Il fallait bien faire supporter l’augmentation du prix de l’énergie par quelqu’un et les propriétaires bailleurs étaient une très belle cible facile pour tous les dirigeants politiques des régions concernées. En outre cela permet aux Régions d’éviter de devoir s'accorder sur le budget des aides complémentaires.
En quelque sorte, un impôt déguisé !
Certes, un certain nombre de nos concitoyens et notamment des locataires ont des difficultés pour faire face à la situation actuelle mais en sens inverse, un certain nombre de bailleurs ont besoin de leur loyer indexé pour compléter une pension souvent limitée dans beaucoup de cas et des charges immobilières qui croissent bien plus que l’index « indice santé »

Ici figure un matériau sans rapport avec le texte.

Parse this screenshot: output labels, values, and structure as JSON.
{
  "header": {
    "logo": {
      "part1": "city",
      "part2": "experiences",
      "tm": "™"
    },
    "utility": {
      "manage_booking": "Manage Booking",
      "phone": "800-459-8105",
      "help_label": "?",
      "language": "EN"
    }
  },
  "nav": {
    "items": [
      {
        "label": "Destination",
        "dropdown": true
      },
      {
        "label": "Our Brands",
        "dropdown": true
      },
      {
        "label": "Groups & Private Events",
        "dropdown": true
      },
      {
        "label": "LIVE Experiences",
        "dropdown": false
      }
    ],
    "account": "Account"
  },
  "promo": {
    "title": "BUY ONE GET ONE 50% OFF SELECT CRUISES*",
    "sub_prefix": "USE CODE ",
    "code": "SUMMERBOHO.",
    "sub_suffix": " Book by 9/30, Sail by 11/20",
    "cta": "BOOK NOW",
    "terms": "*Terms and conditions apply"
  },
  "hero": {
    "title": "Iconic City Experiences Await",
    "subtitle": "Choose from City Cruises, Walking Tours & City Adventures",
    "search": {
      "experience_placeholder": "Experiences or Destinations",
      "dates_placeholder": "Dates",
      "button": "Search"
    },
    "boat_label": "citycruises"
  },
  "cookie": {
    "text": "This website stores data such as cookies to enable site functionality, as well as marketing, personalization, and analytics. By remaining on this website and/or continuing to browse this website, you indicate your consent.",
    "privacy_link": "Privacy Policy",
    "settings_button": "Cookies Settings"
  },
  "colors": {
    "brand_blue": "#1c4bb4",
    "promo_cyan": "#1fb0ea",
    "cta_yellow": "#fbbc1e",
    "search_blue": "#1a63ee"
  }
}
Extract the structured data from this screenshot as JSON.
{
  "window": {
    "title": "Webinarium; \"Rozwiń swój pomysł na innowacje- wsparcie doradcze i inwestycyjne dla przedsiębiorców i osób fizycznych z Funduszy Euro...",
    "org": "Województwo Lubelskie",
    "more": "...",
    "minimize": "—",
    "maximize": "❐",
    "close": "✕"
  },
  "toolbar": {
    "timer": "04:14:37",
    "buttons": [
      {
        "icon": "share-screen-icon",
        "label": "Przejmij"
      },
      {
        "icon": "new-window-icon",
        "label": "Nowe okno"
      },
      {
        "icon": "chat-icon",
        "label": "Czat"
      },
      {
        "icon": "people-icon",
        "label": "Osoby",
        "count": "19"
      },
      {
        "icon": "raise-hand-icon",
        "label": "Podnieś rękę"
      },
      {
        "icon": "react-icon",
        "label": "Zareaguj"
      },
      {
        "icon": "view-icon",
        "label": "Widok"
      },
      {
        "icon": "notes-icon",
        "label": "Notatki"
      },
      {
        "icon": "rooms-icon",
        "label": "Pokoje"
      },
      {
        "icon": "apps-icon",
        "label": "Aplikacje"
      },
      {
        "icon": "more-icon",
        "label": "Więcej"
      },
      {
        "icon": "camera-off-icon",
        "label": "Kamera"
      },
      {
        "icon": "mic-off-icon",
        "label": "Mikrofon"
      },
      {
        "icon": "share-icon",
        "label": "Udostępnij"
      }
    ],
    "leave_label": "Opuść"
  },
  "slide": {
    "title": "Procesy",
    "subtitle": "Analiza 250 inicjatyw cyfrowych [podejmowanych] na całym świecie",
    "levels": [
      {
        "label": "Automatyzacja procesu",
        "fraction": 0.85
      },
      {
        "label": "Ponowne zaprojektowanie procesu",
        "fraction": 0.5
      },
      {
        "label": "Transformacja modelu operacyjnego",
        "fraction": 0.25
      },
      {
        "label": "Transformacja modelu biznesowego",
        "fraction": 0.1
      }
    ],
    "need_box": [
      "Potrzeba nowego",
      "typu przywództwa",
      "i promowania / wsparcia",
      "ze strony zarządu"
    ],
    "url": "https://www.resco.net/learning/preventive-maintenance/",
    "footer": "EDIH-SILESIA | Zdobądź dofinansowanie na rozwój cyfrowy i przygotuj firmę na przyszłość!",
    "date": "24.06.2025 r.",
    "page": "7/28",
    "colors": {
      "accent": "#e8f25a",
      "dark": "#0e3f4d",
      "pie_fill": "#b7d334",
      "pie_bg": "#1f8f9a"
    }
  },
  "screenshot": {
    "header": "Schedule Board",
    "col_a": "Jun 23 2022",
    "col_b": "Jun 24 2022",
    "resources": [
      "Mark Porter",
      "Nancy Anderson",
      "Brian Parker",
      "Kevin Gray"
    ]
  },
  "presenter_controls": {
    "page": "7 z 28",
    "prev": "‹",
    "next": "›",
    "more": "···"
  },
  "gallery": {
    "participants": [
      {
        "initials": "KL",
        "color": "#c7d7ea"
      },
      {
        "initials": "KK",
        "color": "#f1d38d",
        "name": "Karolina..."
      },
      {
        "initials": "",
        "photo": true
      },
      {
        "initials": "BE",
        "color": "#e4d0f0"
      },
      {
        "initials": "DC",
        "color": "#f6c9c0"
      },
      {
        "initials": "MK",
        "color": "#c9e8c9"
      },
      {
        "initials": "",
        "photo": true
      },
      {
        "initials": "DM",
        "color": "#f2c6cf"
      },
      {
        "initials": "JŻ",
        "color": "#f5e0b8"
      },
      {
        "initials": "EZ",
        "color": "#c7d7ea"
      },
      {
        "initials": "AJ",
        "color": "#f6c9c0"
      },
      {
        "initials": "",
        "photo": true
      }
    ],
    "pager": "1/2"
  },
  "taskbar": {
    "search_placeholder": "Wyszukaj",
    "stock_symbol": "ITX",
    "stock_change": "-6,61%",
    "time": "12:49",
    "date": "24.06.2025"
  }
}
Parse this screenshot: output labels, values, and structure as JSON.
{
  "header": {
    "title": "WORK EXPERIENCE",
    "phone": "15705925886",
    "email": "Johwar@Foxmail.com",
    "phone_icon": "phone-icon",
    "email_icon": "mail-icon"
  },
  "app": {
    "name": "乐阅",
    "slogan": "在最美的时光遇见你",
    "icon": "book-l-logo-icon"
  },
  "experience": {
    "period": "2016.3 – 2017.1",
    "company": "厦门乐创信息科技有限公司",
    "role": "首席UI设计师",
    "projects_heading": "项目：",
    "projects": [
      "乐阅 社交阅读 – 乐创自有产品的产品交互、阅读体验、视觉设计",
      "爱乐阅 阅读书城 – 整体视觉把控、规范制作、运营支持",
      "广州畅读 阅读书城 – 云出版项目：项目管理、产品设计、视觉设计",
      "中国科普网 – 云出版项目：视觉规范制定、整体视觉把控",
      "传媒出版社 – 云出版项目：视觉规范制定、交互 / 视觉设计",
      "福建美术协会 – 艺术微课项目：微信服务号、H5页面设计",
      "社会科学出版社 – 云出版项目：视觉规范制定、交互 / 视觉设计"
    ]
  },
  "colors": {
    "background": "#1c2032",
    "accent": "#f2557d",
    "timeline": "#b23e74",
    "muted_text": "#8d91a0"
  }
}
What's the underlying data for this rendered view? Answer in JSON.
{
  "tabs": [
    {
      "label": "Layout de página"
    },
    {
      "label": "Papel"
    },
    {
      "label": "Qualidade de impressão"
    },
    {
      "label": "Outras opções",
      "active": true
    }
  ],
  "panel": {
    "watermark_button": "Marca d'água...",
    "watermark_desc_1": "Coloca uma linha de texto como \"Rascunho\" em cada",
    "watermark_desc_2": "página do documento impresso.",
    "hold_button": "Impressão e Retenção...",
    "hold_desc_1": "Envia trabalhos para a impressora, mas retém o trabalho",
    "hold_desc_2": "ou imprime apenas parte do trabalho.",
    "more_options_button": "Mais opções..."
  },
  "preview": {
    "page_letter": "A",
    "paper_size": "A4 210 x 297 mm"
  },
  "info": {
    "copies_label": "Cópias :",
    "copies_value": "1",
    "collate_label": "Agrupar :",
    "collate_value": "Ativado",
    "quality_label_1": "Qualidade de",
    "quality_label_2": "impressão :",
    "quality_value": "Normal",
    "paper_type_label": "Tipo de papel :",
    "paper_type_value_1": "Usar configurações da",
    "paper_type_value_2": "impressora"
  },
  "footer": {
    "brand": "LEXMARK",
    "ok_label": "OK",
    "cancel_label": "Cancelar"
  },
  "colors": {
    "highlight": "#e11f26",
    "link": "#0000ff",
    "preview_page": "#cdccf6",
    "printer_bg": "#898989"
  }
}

Certificat PEB : une farce déconnectée de toute réalité
Pour rappel, le certificat PEB indique la consommation THEORIQUE annuelle calculée par mètre carré de surface brute de plancher de l'habitation (en kWh d’énergie primaire par m² et par an). Cette valeur ou la classe énergétique basée sur cette valeur, qui se veut plus facile à appréhender, doit permettre à l’acheteur ou au locataire potentiel d’évaluer le caractère économique de l’habitation sur le plan de la consommation énergétique. Plus cette valeur est petite, meilleure sera la classe énergétique et plus faible sera la consommation énergétique de cette habitation par rapport au nombre de m².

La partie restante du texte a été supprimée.